The days grew longer in spring, the light more abundant and the world more vivid.

Polite dinners were also a bother, but necessary if one wanted to be perceived as a genteel and unassuming widow. Psyche took care to dress plainly, to style her hair unremarkably, and to speak softly on such occasions. Invariably before the soup was removed, her fingers were itching to hold a paintbrush, a stick of charcoal, even a pencil.

A youngish butler admitted them, and Psyche was introduced to Mrs. Dorcas MacKay, a dark-haired lady with a brisk air entirely belied by the smiles she and Mr. MacKay shared across the parlor. Mr. MacKay—Major MacKay, to be more accurate—was dark-haired, tallish, and spoke with a burr. He was not in the least dour, and he clearly chaired the committee devoted to admiration of his wife.

Aunt’s apparent partner for the evening was one Colonel Sir Orion Goddard, a cousin to Major MacKay. Goddard’s features were slightly weathered, and a subtle pattern of scars radiated from one eye. His looks suggested an interesting history, and when he switched to speaking French, Aunt replied in the same language with a rhapsody over chocolate drops.

No megrim tonight, alas.

“Here’s our final guest,” Mrs. MacKay said, striding to the dimmer recesses near the parlor door and kissing the cheek of a sable-haired man who turned out to be her brother. Mr. Michael Delancey had brought with him an air of quiet reserve, a calm that suggested he would never rhapsodize about anything. But then, a vicar’s son might have had all the rhapsodies preached and prayed out of him.
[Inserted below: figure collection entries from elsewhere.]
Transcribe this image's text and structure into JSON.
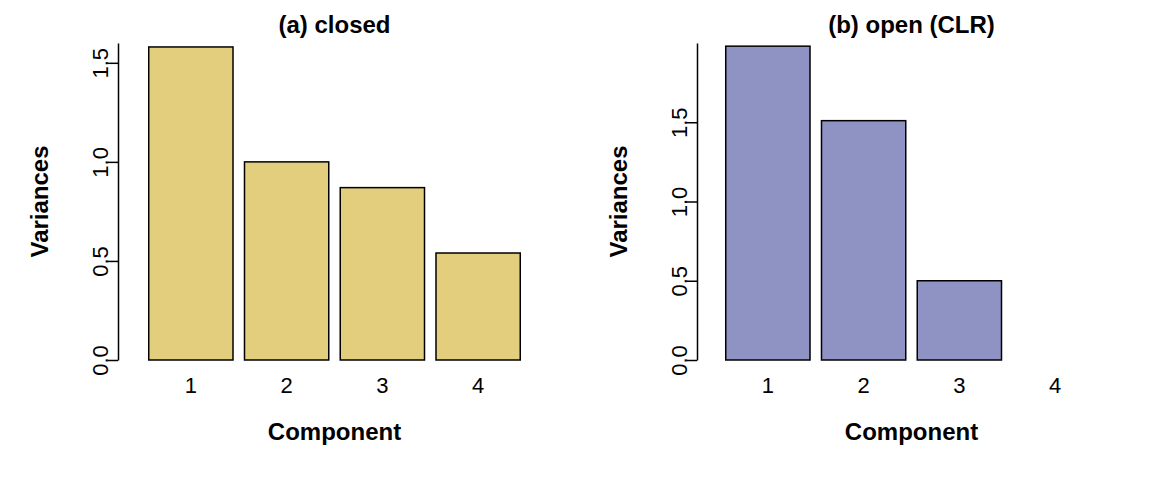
{
  "chart_data": [
    {
      "type": "bar",
      "title": "(a) closed",
      "x_label": "Component",
      "y_label": "Variances",
      "categories": [
        "1",
        "2",
        "3",
        "4"
      ],
      "values": [
        1.58,
        1.0,
        0.87,
        0.54
      ],
      "color": "#e3ce7e",
      "ylim": [
        0,
        1.6
      ],
      "yticks": [
        {
          "value": 0,
          "label": "0.0"
        },
        {
          "value": 0.5,
          "label": "0.5"
        },
        {
          "value": 1,
          "label": "1.0"
        },
        {
          "value": 1.5,
          "label": "1.5"
        }
      ]
    },
    {
      "type": "bar",
      "title": "(b) open (CLR)",
      "x_label": "Component",
      "y_label": "Variances",
      "categories": [
        "1",
        "2",
        "3",
        "4"
      ],
      "values": [
        1.98,
        1.51,
        0.5,
        0.0
      ],
      "color": "#8f93c4",
      "ylim": [
        0,
        2
      ],
      "yticks": [
        {
          "value": 0,
          "label": "0.0"
        },
        {
          "value": 0.5,
          "label": "0.5"
        },
        {
          "value": 1,
          "label": "1.0"
        },
        {
          "value": 1.5,
          "label": "1.5"
        }
      ]
    }
  ]
}
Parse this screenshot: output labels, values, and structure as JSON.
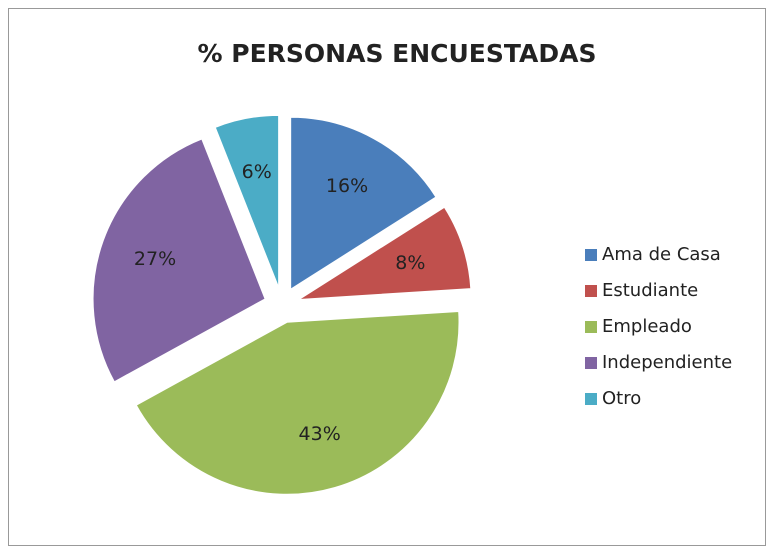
{
  "chart_data": {
    "type": "pie",
    "title": "% PERSONAS ENCUESTADAS",
    "categories": [
      "Ama de Casa",
      "Estudiante",
      "Empleado",
      "Independiente",
      "Otro"
    ],
    "values": [
      16,
      8,
      43,
      27,
      6
    ],
    "value_labels": [
      "16%",
      "8%",
      "43%",
      "27%",
      "6%"
    ],
    "colors": [
      "#4a7ebb",
      "#c0504d",
      "#9bbb59",
      "#8064a2",
      "#4bacc6"
    ],
    "legend": "right"
  }
}
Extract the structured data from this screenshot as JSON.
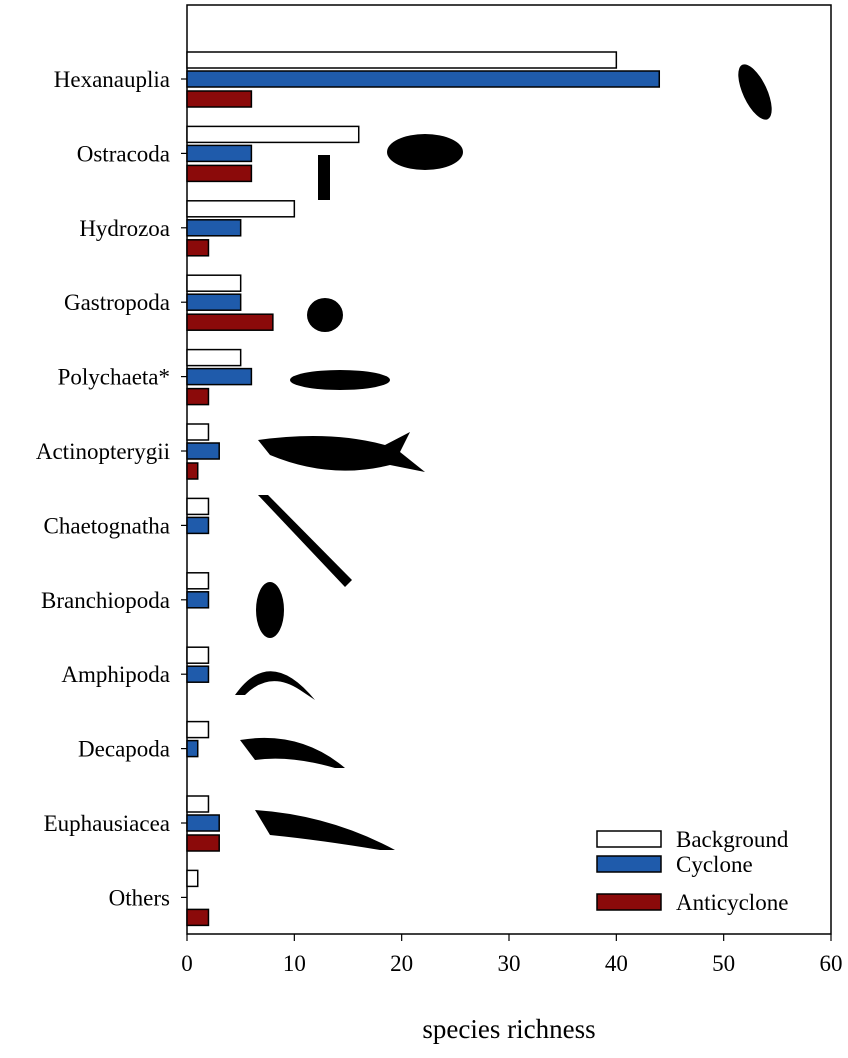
{
  "chart_data": {
    "type": "bar",
    "orientation": "horizontal",
    "title": "",
    "xlabel": "species richness",
    "ylabel": "",
    "xlim": [
      0,
      60
    ],
    "xticks": [
      0,
      10,
      20,
      30,
      40,
      50,
      60
    ],
    "grid": false,
    "legend_position": "bottom-right",
    "categories": [
      "Hexanauplia",
      "Ostracoda",
      "Hydrozoa",
      "Gastropoda",
      "Polychaeta*",
      "Actinopterygii",
      "Chaetognatha",
      "Branchiopoda",
      "Amphipoda",
      "Decapoda",
      "Euphausiacea",
      "Others"
    ],
    "series": [
      {
        "name": "Background",
        "color": "#ffffff",
        "values": [
          40,
          16,
          10,
          5,
          5,
          2,
          2,
          2,
          2,
          2,
          2,
          1
        ]
      },
      {
        "name": "Cyclone",
        "color": "#1f5bab",
        "values": [
          44,
          6,
          5,
          5,
          6,
          3,
          2,
          2,
          2,
          1,
          3,
          0
        ]
      },
      {
        "name": "Anticyclone",
        "color": "#8b0a0a",
        "values": [
          6,
          6,
          2,
          8,
          2,
          1,
          0,
          0,
          0,
          0,
          3,
          2
        ]
      }
    ]
  }
}
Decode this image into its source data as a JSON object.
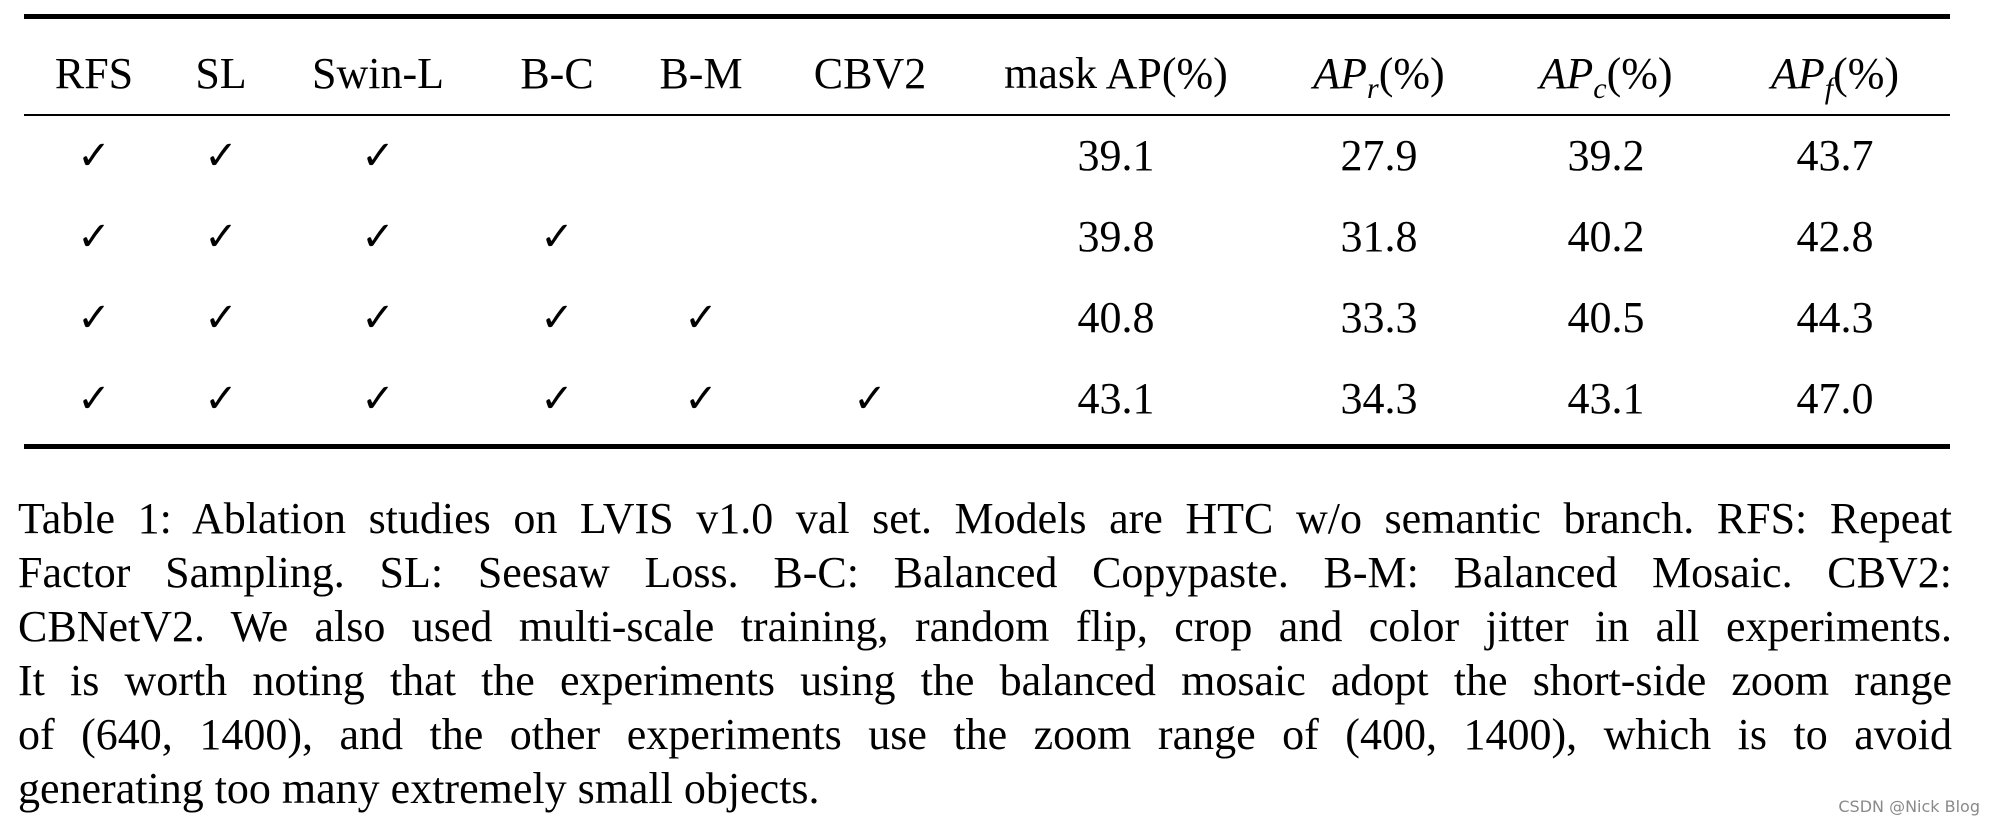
{
  "table": {
    "headers": {
      "rfs": "RFS",
      "sl": "SL",
      "swin": "Swin-L",
      "bc": "B-C",
      "bm": "B-M",
      "cbv2": "CBV2",
      "mask_ap": "mask AP(%)",
      "ap_r": {
        "base": "AP",
        "sub": "r",
        "unit": "(%)"
      },
      "ap_c": {
        "base": "AP",
        "sub": "c",
        "unit": "(%)"
      },
      "ap_f": {
        "base": "AP",
        "sub": "f",
        "unit": "(%)"
      }
    },
    "check_mark": "✓",
    "rows": [
      {
        "checks": [
          true,
          true,
          true,
          false,
          false,
          false
        ],
        "mask_ap": "39.1",
        "ap_r": "27.9",
        "ap_c": "39.2",
        "ap_f": "43.7"
      },
      {
        "checks": [
          true,
          true,
          true,
          true,
          false,
          false
        ],
        "mask_ap": "39.8",
        "ap_r": "31.8",
        "ap_c": "40.2",
        "ap_f": "42.8"
      },
      {
        "checks": [
          true,
          true,
          true,
          true,
          true,
          false
        ],
        "mask_ap": "40.8",
        "ap_r": "33.3",
        "ap_c": "40.5",
        "ap_f": "44.3"
      },
      {
        "checks": [
          true,
          true,
          true,
          true,
          true,
          true
        ],
        "mask_ap": "43.1",
        "ap_r": "34.3",
        "ap_c": "43.1",
        "ap_f": "47.0"
      }
    ]
  },
  "caption": {
    "lines": [
      "Table 1: Ablation studies on LVIS v1.0 val set. Models are HTC w/o semantic branch. RFS: Repeat",
      "Factor Sampling. SL: Seesaw Loss. B-C: Balanced Copypaste. B-M: Balanced Mosaic. CBV2:",
      "CBNetV2. We also used multi-scale training, random flip, crop and color jitter in all experiments.",
      "It is worth noting that the experiments using the balanced mosaic adopt the short-side zoom range",
      "of (640, 1400), and the other experiments use the zoom range of (400, 1400), which is to avoid",
      "generating too many extremely small objects."
    ]
  },
  "watermark": "CSDN @Nick Blog"
}
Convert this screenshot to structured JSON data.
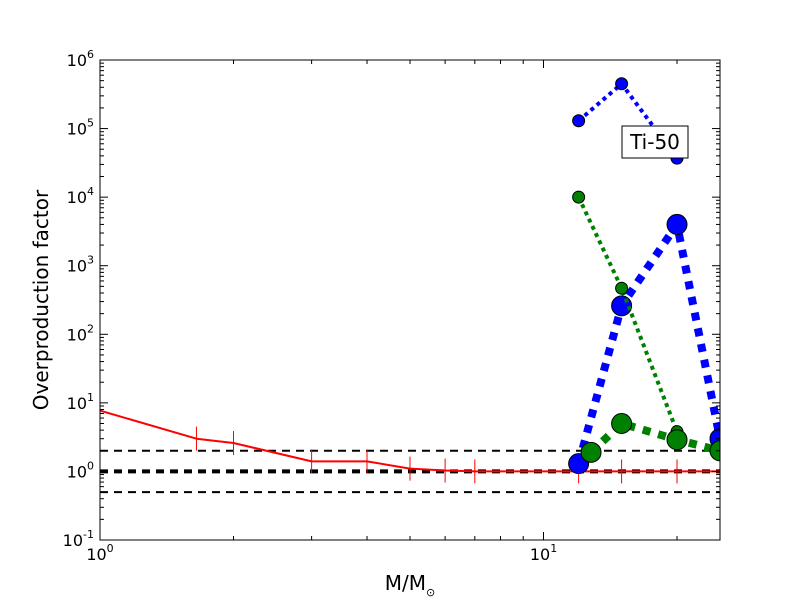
{
  "chart_data": {
    "type": "line",
    "title": "",
    "xlabel": "M/M",
    "xlabel_sub": "⊙",
    "ylabel": "Overproduction factor",
    "xscale": "log",
    "yscale": "log",
    "xlim": [
      1,
      25
    ],
    "ylim": [
      0.1,
      1000000
    ],
    "grid": false,
    "legend": "none",
    "x_ticks": [
      {
        "value": 1,
        "base": "10",
        "exp": "0"
      },
      {
        "value": 10,
        "base": "10",
        "exp": "1"
      }
    ],
    "y_ticks": [
      {
        "value": 0.1,
        "base": "10",
        "exp": "-1"
      },
      {
        "value": 1,
        "base": "10",
        "exp": "0"
      },
      {
        "value": 10,
        "base": "10",
        "exp": "1"
      },
      {
        "value": 100,
        "base": "10",
        "exp": "2"
      },
      {
        "value": 1000,
        "base": "10",
        "exp": "3"
      },
      {
        "value": 10000,
        "base": "10",
        "exp": "4"
      },
      {
        "value": 100000,
        "base": "10",
        "exp": "5"
      },
      {
        "value": 1000000,
        "base": "10",
        "exp": "6"
      }
    ],
    "annotation": "Ti-50",
    "hlines": [
      {
        "y": 2,
        "color": "#000000",
        "style": "dashed",
        "width": 2
      },
      {
        "y": 1,
        "color": "#000000",
        "style": "dashed",
        "width": 4
      },
      {
        "y": 0.5,
        "color": "#000000",
        "style": "dashed",
        "width": 2
      }
    ],
    "series": [
      {
        "color": "#ff0000",
        "style": "solid",
        "width": 2,
        "marker": "tick",
        "x": [
          1,
          1.65,
          2,
          3,
          4,
          5,
          6,
          7,
          12,
          15,
          20,
          25
        ],
        "y": [
          7.7,
          3.0,
          2.6,
          1.4,
          1.4,
          1.1,
          1.03,
          1.0,
          1.0,
          1.0,
          1.0,
          1.0
        ]
      },
      {
        "color": "#0000ff",
        "style": "dotted",
        "width": 4,
        "marker": "circle",
        "marker_size": 6,
        "x": [
          12,
          15,
          20
        ],
        "y": [
          130000,
          450000,
          37000
        ]
      },
      {
        "color": "#0000ff",
        "style": "dotted",
        "width": 8,
        "marker": "circle",
        "marker_size": 10,
        "x": [
          12,
          15,
          20,
          25
        ],
        "y": [
          1.3,
          260,
          4000,
          3.0
        ]
      },
      {
        "color": "#008000",
        "style": "dotted",
        "width": 4,
        "marker": "circle",
        "marker_size": 6,
        "x": [
          12,
          15,
          20
        ],
        "y": [
          10000,
          470,
          3.8
        ]
      },
      {
        "color": "#008000",
        "style": "dotted",
        "width": 8,
        "marker": "circle",
        "marker_size": 10,
        "x": [
          12.8,
          15,
          20,
          25
        ],
        "y": [
          1.9,
          5.0,
          2.9,
          2.0
        ]
      }
    ]
  }
}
Psyche crossed the parlor to make her curtsey to the fellow who’d be her partner for the evening, and as he bowed over her hand, a shiver skittered over her nape. His manner was so bland, so lifeless, that for a moment Psyche doubted the evidence of her own eyes.

“Mr. Delancey, a pleasure.”

“Mrs. Fremont, likewise, I’m sure. A chilly evening, though one hopes for an early spring.” He ran a hand through his hair while exchanging polite nods with Goddard and MacKay, and that slight disarrangement confirmed Psyche’s suspicions.

This staid, proper, churchly cipher regularly lolled about in the altogether for hours at a time in front of a whole class of aspiring artists. And in Mr. Delancey’s case, the Almighty had apparently been as parsimonious with personality as He had been generous with masculine pulchritude.

Psyche came to that conclusion—a disappointment, though a relief too—when the entire meal passed, and Mr. Delancey gave not one hint that he recognized the woman upon whose breast he’d had his hand barely three hours earlier.